Straubenhardt-Conweiler. Mit Kirchenglocken-Atmosphäre setzte der Musikverein Lyra Conweiler unter der Leitung von Alfred Hess seinem Weihnachtskonzert das i-Pünktchen auf. Gleich bei sechs Stücken sorgte Martin Wessinger am Röhrenglockenwerk für Gänsehaut. Das von der Gönnerin Mathilde Häcker gestiftete Instrument erlebte damit seine Premiere.
Begrüßt vom Vorsitzenden Helmut Spiegel und von Pfarrer David Gerlach durch das Programm geführt, ließ sich das Publikum in der restlos besetzten Martinskirche auf eine winterliche Reise mitnehmen. Den gelungenen Anfang machte das von Ramona Bodamer dirigierte Jugendorchester mit den Stücken "Stille Nacht" und "Christmas Spirituals".
Für den fulminanten Einstieg des Orchesters sorgten Trompeten, Kesselpauke und Becken beim Stück "Fanfare". Die in die drei Teile Ouvertüre, Arie und Fuge gegliederte NewBaroque-Suite setzte anschließend moderne Schlagzeug-Rhythmen auf alte Elemente. Romantische Naturen hatten ihre besondere Freude an Karel Svobodas "Drei Nüsse für Aschenbrödel". Sanft wie Schneeflocken fielen die Klaviertöne ins Kirchenschiff und ließen im Kopfkino Szenen von dem schönen Mädchen, ihrem Prinzen sowie Nikolaus, Kasperle und Rosalie erwachen.
"Joyful Exclamations" von James L. Hosay ließ Anklänge an Beethovens "Ode an die Freude" erkennen. Wie auch im Leben keine Freude permanent andauert, so unterbricht der Komponist auch dieses Werk mit disharmonischen Moll-Varianten. Ganz unheimlich und schräg kamen die Tenorhörner daher, bevor ein Trommelwirbel die Beklemmung löste und wieder zum freudigen Hauptthema überleitete. "You raise me up" (Du ziehst mich raus), griff das Bildmotiv des sinkenden Petrus im Chorraum auf. Trompeter Jochen Fauth glänzte beim Soloeinsatz.
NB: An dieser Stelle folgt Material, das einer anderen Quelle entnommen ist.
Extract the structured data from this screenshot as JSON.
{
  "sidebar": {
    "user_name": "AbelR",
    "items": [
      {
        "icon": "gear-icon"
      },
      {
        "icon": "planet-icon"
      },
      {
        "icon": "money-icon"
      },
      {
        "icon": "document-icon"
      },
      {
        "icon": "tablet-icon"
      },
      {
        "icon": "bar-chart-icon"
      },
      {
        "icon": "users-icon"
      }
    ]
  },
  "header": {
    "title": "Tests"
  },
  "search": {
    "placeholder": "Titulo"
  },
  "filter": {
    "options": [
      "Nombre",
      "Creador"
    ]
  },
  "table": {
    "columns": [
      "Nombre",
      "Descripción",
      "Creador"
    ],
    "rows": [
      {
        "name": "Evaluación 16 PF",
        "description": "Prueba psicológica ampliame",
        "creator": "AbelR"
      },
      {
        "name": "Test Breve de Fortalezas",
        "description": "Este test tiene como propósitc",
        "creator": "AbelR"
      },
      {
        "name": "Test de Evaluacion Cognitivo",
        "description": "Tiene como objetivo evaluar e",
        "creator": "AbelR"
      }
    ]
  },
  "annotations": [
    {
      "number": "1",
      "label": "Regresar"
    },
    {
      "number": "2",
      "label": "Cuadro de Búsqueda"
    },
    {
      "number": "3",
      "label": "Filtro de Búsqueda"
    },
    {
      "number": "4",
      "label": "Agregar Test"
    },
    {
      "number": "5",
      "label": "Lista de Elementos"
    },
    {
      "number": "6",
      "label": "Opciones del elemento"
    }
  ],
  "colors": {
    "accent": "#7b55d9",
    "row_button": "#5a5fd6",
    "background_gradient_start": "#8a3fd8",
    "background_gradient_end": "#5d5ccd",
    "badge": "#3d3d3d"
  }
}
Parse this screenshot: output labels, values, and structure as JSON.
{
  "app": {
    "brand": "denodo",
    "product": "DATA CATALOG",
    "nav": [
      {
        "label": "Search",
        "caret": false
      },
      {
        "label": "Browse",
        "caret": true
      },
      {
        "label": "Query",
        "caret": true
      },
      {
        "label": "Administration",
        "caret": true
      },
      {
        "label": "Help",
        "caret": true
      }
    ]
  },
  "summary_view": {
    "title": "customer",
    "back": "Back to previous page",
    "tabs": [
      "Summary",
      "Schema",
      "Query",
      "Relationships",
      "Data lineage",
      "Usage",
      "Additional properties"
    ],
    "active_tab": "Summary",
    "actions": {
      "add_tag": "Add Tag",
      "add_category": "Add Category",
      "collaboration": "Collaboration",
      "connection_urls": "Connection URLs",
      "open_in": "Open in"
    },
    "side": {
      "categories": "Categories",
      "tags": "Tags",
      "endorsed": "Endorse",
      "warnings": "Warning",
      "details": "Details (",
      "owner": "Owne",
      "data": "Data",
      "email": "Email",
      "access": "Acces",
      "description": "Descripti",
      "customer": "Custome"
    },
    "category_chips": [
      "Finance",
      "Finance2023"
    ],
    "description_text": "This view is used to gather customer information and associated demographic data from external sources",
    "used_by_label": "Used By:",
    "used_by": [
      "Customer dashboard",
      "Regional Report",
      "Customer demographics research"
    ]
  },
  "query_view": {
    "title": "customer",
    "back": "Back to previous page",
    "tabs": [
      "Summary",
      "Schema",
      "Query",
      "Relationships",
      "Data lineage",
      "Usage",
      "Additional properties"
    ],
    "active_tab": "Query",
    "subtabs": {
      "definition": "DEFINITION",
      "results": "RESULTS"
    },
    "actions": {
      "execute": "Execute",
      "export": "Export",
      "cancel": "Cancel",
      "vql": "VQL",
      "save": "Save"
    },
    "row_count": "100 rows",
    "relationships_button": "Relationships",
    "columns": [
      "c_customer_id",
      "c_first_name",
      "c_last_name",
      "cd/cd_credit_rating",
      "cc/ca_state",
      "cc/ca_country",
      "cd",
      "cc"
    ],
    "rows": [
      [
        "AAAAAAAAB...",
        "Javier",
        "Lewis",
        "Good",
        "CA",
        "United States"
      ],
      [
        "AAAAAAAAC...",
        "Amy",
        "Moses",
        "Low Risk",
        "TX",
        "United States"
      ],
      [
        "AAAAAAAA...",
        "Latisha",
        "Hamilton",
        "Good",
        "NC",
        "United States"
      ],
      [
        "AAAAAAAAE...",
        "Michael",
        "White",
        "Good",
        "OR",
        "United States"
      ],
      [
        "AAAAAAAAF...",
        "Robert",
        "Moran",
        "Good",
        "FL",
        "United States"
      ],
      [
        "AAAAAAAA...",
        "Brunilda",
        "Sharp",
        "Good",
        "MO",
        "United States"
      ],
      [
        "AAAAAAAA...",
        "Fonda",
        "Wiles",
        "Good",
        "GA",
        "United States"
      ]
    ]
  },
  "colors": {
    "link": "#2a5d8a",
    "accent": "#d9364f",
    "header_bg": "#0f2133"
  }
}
Mit "In heiliger Nacht" offerierte das 34-köpfige Orchester schließlich die ganze Bandbreite traditioneller deutscher Weihnachtslieder. Von "Am Weihnachtsbaum die Lichter brennen" über "Süßer die Glocken nie klingen" bis "Uns ist ein Kindlein heut‘ geboren" reichte das Repertoire. Als das Glockenwerk "O du Fröhliche" einläutete, war im Kirchenraum und auf der Empore alles auf den Beinen und wartete applaudierend auf die traditionelle Zugabe "White Christmas".